Odniosła się samej możliwości skrzyżowania rękawic z Brazylijką:
Tak samo jestem rad, że mam okazję sprawdzić się z Andrade, bo stawia przede mną dużo innych wyzwań, z którymi nie musiałam się mierzyć walcząc z Joanną. Nie mogę się doczekać tego i jak ją rozgryźć, na końcu odnieść zwycięstwo.
powiedziała.
Amerykanki wcale nie rusza to, że media, fani i fachowcy wątpią w jej wiktorię:
W mojej głowie zawsze jestem faworytką. Mam na tyle pewności siebie. Wiem do czego jestem zdolna.
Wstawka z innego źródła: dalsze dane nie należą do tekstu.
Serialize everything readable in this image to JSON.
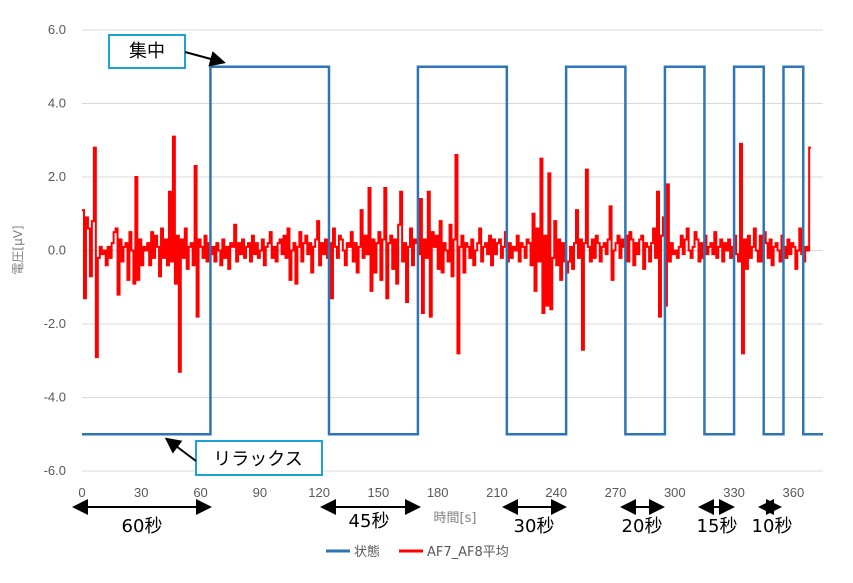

Każdy z nas ma plan na walkę i tego typu rzeczy, ale wierzę, że mój jest lepszy od jej. W przeszłości już byłam faworyzowana. Nic to nie zmieniło. To, co media robią to ich robota. Muszą stworzyć historię. Moim zadaniem jest zostanie skoncentrowaną i skupienie się na tym, co wiem. A wiem, że jestem najlepsza.
wyjaśniła.
Rose Namajunas zmierzy się z Jessicą Andrade 11 maja w Brazylii podczas UFC 237.